Às vezes a gente acaba só... Eu sei porque eu me incluía nisso e às vezes eu me pego fazendo isso até hoje, tá? Mas às vezes a gente coloca lá a listinha de tarefas que a gente tem que fazer. Principalmente mulher, né? Até faz mais que homens. Tipo, ah, tem que passar no mercado depois do trabalho. Ou no meio... Aí marcar uma consulta. Ou fazer isso, ou fazer... Enfim, a gente vai colocando e a gente vai dando check nas coisas, né? Ai, nossa, fiz...

Cara, mas a gente esquece de uma coisa. A gente esquece que os dias estão passando. E a gente esquece de ser feliz. Que louco isso, né? Eu tava em Miami agora. Essa última semana. A semana que passou. Quem me acompanha no Instagram viu, né? E eu gosto muito de lá. Eu tenho alguns lugares no mundo que eu posso dizer que em vidas passadas eu vivi. Que é Paris. Que é minha paixão. Então, número um. Que com certeza eu tenho uma...

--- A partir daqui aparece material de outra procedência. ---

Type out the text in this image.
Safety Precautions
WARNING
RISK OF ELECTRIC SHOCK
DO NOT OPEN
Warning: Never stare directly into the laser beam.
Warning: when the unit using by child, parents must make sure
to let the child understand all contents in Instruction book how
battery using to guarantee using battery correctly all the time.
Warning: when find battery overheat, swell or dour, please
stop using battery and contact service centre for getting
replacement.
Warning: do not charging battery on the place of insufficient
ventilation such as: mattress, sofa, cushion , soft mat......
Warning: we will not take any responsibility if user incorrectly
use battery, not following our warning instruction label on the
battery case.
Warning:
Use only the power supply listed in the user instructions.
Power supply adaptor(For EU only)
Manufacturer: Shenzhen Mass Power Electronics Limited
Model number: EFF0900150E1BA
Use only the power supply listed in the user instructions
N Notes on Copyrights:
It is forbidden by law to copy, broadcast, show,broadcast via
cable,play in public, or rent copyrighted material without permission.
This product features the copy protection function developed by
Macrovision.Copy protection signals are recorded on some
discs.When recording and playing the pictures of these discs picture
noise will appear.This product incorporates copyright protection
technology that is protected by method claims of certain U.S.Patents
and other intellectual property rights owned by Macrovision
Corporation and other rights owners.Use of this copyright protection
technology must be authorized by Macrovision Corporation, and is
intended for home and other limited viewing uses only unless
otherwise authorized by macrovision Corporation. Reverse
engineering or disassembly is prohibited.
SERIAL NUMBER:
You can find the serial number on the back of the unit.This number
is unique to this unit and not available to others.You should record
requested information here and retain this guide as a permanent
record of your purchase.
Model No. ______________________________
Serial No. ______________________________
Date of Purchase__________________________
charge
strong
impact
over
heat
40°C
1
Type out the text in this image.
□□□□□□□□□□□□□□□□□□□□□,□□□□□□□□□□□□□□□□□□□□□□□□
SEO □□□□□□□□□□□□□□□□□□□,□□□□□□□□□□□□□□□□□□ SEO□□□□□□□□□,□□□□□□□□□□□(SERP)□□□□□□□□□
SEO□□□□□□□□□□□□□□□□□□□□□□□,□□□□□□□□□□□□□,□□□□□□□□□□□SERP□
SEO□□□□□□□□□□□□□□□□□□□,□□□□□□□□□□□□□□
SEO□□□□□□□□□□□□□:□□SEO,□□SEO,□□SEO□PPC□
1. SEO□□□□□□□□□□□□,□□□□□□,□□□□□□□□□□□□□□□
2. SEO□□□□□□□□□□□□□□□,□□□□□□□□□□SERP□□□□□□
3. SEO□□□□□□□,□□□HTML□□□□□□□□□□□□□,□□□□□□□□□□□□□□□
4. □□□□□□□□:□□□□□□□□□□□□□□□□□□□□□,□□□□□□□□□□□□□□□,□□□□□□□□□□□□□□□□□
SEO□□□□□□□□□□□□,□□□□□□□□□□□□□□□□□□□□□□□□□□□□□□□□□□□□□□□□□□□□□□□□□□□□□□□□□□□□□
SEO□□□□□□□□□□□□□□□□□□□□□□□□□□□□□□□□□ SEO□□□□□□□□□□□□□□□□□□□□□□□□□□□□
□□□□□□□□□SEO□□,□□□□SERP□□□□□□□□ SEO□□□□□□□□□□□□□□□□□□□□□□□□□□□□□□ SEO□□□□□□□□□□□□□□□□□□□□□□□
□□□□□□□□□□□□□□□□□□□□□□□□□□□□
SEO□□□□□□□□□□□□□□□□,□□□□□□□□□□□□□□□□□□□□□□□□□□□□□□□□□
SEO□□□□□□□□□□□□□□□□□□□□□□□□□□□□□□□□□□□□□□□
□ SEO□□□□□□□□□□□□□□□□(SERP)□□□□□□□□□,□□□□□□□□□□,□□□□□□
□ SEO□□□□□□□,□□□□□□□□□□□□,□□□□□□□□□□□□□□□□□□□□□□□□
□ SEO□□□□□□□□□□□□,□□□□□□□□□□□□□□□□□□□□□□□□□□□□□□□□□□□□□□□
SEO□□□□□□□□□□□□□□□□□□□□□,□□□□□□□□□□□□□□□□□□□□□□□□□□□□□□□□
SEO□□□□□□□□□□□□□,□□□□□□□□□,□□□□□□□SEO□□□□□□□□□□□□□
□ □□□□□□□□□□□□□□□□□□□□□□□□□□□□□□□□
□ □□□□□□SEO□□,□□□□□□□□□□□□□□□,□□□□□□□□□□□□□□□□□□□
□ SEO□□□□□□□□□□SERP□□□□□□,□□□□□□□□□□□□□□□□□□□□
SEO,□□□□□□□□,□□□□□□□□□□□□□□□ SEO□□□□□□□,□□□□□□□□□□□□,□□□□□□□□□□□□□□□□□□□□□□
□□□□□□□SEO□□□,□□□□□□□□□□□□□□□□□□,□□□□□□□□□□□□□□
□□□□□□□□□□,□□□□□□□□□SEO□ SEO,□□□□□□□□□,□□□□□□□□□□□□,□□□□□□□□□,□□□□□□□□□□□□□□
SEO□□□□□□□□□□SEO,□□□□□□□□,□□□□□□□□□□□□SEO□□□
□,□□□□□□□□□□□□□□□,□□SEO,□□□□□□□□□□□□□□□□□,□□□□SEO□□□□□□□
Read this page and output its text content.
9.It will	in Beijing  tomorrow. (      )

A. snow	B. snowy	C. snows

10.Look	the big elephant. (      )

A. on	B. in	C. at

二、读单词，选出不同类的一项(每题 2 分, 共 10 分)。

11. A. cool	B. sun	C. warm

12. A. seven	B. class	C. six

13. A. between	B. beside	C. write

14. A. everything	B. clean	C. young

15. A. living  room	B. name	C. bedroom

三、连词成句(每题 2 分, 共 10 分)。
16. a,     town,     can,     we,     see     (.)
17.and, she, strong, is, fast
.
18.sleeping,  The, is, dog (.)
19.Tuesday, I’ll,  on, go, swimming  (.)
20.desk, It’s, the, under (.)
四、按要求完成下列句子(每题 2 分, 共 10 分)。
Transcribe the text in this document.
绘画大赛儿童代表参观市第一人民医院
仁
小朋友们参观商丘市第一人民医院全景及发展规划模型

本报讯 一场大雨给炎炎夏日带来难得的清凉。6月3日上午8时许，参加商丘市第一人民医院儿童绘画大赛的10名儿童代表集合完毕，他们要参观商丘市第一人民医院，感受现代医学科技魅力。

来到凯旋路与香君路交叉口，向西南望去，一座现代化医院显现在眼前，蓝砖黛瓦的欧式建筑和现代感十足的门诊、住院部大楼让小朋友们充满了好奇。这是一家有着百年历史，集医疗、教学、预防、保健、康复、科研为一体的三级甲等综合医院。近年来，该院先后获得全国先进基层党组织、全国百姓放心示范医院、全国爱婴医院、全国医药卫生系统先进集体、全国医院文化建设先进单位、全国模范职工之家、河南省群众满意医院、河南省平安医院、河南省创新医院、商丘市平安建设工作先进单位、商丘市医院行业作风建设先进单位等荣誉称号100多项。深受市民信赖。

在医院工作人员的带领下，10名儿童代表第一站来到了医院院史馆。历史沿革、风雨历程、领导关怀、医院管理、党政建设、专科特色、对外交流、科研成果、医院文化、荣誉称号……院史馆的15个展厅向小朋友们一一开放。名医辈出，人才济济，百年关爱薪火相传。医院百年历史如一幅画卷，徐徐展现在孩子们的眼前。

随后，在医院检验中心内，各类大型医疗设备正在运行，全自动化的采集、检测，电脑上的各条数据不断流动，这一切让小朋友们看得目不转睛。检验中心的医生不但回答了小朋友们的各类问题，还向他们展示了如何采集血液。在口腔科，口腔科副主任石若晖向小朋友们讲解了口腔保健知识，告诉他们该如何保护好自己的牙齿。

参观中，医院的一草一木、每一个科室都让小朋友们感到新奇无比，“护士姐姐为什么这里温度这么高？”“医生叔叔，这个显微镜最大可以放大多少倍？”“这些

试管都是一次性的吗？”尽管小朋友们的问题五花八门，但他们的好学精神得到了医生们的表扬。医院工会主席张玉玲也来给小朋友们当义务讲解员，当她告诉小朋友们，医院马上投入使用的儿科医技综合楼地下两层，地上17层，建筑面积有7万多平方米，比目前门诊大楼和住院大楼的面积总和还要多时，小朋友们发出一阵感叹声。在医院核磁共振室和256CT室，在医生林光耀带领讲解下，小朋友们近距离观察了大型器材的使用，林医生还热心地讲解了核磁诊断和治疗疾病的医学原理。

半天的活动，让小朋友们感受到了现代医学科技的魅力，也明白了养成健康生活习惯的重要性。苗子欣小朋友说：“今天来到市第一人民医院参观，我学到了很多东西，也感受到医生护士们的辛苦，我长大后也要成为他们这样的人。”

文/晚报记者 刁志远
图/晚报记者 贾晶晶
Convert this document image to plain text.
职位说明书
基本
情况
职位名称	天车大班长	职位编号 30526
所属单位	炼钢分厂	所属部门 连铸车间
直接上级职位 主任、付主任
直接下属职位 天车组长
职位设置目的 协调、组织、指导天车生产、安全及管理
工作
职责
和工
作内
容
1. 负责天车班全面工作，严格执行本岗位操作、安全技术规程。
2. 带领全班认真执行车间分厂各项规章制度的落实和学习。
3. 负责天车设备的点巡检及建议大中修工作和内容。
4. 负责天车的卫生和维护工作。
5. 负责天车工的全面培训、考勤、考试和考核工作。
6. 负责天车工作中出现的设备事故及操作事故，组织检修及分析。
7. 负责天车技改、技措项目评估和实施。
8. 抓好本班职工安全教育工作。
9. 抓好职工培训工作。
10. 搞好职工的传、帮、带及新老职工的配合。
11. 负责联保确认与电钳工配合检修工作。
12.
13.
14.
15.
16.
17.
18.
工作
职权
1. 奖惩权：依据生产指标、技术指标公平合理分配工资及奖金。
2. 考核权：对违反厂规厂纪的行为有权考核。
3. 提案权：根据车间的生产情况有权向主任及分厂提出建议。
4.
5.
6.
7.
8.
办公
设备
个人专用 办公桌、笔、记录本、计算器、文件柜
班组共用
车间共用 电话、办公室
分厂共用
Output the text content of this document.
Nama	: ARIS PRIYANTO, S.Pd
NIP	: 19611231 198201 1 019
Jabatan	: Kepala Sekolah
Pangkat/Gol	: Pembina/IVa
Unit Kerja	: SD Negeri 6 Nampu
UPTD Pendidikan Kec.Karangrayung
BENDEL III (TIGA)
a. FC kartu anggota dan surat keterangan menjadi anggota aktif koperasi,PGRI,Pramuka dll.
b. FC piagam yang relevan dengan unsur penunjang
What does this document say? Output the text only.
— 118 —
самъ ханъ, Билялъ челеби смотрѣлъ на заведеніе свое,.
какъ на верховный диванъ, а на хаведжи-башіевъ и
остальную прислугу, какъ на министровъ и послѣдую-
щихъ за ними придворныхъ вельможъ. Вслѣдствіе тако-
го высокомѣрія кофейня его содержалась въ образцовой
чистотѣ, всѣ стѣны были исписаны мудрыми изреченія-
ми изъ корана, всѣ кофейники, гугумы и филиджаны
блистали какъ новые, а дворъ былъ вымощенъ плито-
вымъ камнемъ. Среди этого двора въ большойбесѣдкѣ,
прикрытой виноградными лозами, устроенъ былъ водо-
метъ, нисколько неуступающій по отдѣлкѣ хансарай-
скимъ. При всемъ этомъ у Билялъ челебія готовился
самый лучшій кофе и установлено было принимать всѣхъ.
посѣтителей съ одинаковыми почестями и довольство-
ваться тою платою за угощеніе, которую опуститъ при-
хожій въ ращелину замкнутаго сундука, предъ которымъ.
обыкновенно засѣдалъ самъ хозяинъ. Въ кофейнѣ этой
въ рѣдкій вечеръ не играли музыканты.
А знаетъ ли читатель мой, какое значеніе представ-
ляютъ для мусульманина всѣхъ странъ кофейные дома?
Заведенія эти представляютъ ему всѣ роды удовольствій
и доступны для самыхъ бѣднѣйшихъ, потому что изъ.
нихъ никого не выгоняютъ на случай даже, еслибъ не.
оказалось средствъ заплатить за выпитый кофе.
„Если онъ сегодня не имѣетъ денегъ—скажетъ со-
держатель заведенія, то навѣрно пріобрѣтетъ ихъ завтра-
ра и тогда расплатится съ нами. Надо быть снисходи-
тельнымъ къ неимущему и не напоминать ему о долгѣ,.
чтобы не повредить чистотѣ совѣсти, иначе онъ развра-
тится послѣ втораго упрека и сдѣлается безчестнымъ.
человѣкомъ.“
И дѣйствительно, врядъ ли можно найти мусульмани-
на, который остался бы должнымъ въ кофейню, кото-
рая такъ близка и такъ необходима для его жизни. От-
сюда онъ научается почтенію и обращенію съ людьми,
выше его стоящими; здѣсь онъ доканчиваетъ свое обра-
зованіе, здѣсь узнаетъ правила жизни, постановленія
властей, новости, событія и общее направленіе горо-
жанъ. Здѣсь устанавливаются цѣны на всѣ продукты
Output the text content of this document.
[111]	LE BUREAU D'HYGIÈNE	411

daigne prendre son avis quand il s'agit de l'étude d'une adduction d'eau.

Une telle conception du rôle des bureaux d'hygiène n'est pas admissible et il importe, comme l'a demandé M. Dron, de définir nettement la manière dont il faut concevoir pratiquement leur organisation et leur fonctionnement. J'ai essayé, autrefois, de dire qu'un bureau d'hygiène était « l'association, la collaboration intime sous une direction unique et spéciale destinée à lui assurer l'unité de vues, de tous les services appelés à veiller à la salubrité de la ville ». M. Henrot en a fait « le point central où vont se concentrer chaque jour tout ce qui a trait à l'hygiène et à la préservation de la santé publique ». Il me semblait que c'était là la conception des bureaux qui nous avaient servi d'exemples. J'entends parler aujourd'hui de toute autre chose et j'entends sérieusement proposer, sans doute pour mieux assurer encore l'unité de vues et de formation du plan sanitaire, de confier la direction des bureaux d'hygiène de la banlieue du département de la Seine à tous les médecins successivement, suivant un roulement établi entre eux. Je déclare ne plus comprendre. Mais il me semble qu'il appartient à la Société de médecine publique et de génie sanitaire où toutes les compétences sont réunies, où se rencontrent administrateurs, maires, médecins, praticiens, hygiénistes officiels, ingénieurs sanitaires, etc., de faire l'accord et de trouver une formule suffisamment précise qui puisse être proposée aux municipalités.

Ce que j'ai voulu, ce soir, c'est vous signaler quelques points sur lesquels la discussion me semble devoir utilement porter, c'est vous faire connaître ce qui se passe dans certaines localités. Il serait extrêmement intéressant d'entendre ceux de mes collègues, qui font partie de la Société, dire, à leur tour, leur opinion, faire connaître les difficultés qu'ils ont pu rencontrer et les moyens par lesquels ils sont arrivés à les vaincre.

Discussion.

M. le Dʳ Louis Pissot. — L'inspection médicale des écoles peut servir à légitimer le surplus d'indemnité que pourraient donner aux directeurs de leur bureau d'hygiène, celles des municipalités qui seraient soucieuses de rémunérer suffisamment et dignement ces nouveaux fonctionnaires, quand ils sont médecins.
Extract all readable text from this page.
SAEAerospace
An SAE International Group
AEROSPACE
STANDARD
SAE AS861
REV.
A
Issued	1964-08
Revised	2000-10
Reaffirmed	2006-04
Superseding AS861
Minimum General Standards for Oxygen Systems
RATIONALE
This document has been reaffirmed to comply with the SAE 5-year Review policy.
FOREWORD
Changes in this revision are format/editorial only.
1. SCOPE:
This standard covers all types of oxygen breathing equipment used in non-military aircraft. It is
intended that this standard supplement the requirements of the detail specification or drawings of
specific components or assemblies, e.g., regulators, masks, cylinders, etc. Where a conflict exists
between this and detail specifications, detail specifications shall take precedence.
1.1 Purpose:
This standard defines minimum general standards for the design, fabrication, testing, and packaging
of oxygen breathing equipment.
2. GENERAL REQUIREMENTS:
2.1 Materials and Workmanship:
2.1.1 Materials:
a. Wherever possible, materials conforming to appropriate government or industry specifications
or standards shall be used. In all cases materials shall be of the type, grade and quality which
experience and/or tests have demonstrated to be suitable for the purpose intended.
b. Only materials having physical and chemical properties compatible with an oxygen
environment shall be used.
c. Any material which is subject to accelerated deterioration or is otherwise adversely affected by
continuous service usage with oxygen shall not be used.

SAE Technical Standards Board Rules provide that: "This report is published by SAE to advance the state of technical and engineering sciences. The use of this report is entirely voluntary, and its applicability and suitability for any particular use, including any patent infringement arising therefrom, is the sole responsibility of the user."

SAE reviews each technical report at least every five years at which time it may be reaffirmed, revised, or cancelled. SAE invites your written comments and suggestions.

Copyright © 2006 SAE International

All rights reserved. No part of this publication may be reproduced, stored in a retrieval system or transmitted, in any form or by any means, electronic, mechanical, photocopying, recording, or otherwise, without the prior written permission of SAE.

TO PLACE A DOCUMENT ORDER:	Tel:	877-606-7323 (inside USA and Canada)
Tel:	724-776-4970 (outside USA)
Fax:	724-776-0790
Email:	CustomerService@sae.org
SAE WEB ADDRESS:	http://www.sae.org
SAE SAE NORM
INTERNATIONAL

uma outra vida paralela que tá vivendo lá, uma outra realidade, não sei em que ano, em que... Bom, mas tem. A segunda, eu amo demais a Itália, aí eu não vou dizer só um lugar, porque eu amo vários lugares, e a terceira é Miami, eu gosto demais, então assim, é conexão, não tem jeito. E eu tava lá e eu encontrei uma pessoa que eu não vi há um tempo.

E aí, foi engraçado, porque essa pessoa tava sorrindo, assim, tanto, né? E eu falei assim, nossa, faz tempo que eu não vejo você assim. Como? Por isso tá sorrindo. Mas você tá sorrindo, tipo, assim, a gente tá aqui conversando sobre qualquer coisa e você tá sorrindo. E, tipo, você não...

Desde que eu te conheço, eu não vejo muito esse sorriso. Você era uma pessoa um pouco mais séria e tal. Eu falei assim, nossa, que você repara isso. Ninguém me falou isso. E ela falou, e realmente eu estou me sentindo muito bem. Ela falou, depois que eu comecei a fazer as ativações, mudou demais muita coisa na minha vida. E eu percebi que eu estava carregando uma dor da minha história, do meu passado, que aconteceu. E eu...

Sem querer, você sabe, até ela comentou comigo, vou dar liberdade de falar aqui do caso dela, porque eu não vou falar o nome dela.

E ela falou assim, eu, depois daquilo que aconteceu comigo, que aquela pessoa fez comigo, né? Que eu acreditava que aquela pessoa tinha feito comigo, mas depois das ativações eu entendi que eu atraí aquilo e eu tava vibrando naquilo. Então, consequentemente, aquilo ia acontecer com aquela pessoa ou outra pessoa. Então não era aquela pessoa em si. E aí eu percebi que eu não quero mais atrair isso. Eu não quero mais ser assim. Eu nunca fui assim.

E tá tudo bem, aconteceu, aconteceu o que tinha que acontecer, eu não tenho como voltar lá atrás e mudar a minha história, eu não tenho como fazer isso. E aí ela foi falando e foi sorrindo, eu achei tão bonito, porque tinha uma leveza na aura dela, na alma dela, e aí eu falei pra ela, nossa, eu tô tão feliz de te ver assim, sorrindo, me contagiou, sabe? Falei, nossa, que legal, tão bom isso.

E aí eu vim no voo pensando isso. Gente, a gente esquece de uma coisa que é ser feliz, que é dar valor. Eu cheguei ontem de viagem, aí eu agarrei minhas cachorras. E aí eu beijava elas, mas eu beijava tanto, tanto, tanto, tanto. Eu falei, nossa, como eu amo vocês, que saudade que eu tava de vocês. Eu sei que foi só uma semana, mas assim, é tão bom ter vocês na minha vida. E assim, cara...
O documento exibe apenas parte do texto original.